I have an external harddrive, I would like to make it an encrypted filesystem, in the way that loop/aes and pgp desktop work. Does anyone know of a common ground encryption program that both linux and windows can mount? I would use PGP desktop, but it doesnt look like the linux version of pgp supports pgpdisk, and I doubt that windows can mount a loop/aes filesystem.

Any ideas on what might work with both?

----------

## drkstorm

guess not huh?

----------

## drkstorm

after much research i guess i will answer my own question ,just in case others would like this info:

BestCrypt: http://www.jetico.com/

can be mounted in windows and linux, take that pgp!  :Wink: 

----------

## -Craig-

I also use it  :Smile: 

It's very cool!

----------

## arkane

 *drkstorm wrote:*   

> after much research i guess i will answer my own question ,just in case others would like this info:
> 
> BestCrypt: http://www.jetico.com/
> 
> can be mounted in windows and linux, take that pgp! 

 

It's a shame PGPDisk has basically been left to rot. (Even though there was never a Linux version)

It's also a shame some wrapper hasn't been made around GPG to do the same thing  :Smile: 

----------

## afabco

I've used jetico bestcrypt on windows 2K for years with satisfactory results.  I've tried working it with linux with mixed results.  One big problem they seem to have is a lack of commitment to staying current with kernel revs.

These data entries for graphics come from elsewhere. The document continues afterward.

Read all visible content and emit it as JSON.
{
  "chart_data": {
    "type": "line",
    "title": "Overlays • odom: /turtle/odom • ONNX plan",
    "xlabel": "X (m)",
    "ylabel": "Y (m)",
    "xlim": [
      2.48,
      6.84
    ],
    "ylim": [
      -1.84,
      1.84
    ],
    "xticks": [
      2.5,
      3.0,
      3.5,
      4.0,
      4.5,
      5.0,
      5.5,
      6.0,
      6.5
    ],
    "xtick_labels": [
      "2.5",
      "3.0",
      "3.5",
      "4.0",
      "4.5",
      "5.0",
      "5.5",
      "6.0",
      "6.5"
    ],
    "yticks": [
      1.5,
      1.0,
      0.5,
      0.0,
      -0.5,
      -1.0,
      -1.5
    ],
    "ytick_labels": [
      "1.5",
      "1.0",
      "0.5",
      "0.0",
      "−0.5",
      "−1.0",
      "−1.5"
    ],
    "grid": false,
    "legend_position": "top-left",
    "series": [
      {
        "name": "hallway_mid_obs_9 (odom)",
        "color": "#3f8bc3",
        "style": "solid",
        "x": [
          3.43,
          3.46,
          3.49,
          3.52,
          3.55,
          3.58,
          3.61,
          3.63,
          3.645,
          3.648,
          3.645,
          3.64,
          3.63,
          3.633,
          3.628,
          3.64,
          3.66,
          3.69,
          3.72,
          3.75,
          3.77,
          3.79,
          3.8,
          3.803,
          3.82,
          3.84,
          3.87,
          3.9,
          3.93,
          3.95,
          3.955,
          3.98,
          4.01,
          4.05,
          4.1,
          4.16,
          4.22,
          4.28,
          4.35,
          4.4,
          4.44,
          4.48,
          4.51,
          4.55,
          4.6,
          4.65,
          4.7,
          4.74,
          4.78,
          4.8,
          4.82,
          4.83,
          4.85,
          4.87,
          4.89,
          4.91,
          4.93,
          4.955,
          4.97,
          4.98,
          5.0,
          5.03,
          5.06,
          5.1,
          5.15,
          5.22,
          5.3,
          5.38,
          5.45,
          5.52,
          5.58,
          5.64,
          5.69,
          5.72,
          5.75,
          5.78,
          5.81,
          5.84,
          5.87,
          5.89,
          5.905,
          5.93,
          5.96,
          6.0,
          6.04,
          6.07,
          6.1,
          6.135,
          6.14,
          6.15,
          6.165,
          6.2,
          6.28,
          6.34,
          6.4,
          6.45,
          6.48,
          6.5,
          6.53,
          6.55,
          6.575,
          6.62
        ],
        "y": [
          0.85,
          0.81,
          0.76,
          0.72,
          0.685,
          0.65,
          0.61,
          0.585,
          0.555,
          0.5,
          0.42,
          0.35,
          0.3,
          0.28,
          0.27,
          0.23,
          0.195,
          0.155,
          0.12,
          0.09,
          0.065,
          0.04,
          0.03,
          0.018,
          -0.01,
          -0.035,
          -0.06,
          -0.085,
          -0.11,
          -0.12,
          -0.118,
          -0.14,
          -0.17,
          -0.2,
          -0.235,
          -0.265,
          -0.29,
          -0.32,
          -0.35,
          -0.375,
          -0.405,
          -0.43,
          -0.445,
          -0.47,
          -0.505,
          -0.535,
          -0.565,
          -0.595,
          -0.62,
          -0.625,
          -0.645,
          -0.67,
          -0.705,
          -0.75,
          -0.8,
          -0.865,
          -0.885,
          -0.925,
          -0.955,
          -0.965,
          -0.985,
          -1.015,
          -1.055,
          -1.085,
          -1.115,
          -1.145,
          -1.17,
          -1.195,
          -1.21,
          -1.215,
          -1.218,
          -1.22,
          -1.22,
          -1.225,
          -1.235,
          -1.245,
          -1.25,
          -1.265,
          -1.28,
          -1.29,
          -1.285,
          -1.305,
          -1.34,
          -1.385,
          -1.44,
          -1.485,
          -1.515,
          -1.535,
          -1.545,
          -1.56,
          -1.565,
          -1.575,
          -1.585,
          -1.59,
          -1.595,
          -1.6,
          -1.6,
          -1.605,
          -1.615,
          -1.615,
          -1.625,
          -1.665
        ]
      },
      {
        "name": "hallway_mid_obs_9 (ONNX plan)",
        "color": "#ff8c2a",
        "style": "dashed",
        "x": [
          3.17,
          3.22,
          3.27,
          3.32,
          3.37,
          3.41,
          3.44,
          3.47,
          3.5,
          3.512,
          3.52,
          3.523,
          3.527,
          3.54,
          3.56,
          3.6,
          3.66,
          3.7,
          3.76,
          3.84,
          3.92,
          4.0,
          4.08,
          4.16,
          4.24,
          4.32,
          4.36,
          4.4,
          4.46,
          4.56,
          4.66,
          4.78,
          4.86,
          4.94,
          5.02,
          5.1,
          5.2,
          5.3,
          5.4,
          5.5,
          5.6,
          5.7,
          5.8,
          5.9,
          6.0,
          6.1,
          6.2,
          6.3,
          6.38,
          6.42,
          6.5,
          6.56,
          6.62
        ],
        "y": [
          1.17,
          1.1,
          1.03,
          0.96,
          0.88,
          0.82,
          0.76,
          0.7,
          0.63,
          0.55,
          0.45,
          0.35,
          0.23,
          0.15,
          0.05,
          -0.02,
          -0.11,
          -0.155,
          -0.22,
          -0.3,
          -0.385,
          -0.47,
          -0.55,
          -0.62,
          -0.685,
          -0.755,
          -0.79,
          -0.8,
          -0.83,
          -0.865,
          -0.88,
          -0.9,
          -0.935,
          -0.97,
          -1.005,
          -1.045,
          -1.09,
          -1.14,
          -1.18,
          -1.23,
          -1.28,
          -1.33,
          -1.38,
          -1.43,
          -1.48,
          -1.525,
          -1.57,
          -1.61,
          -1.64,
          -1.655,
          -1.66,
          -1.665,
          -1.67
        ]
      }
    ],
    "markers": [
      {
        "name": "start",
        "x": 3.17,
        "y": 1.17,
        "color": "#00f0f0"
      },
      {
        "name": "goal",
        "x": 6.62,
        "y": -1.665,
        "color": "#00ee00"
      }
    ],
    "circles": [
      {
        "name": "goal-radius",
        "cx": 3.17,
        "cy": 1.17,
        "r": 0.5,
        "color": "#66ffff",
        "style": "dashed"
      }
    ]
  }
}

Of course, this problem is not limited to jetico; it's prevalent among commercial linux software.  Win4lin and nvidia come immediately to mind.

----------

## drkstorm

I agree that pgp disk cound be made better, however, bestcrypt is practically identical. I have used bestcrypt on winxp and gentoo w/ kernel 2.6.5 without problems, my main concern is having to use linux tools to make fat32 partitions... scary, i don't quite trust it, but it seems to work. 

I have a 250GB external harddrive, so I formatted it NTFS, then used bestcrypt and made a 250GB container file, then i used mkdosfs (the windows ported version) to create a 250GB fat32 partition, now I can mount it under both operating systems, works pretty well

----------

## DaFire

there is a driver avaible to mount loop-aes drives under windows..

http://www.scherrer.cc/crypt/

i use it to write encryted backups to cd/dvd right now and i can mount them in linux and windows so i'm happy

----------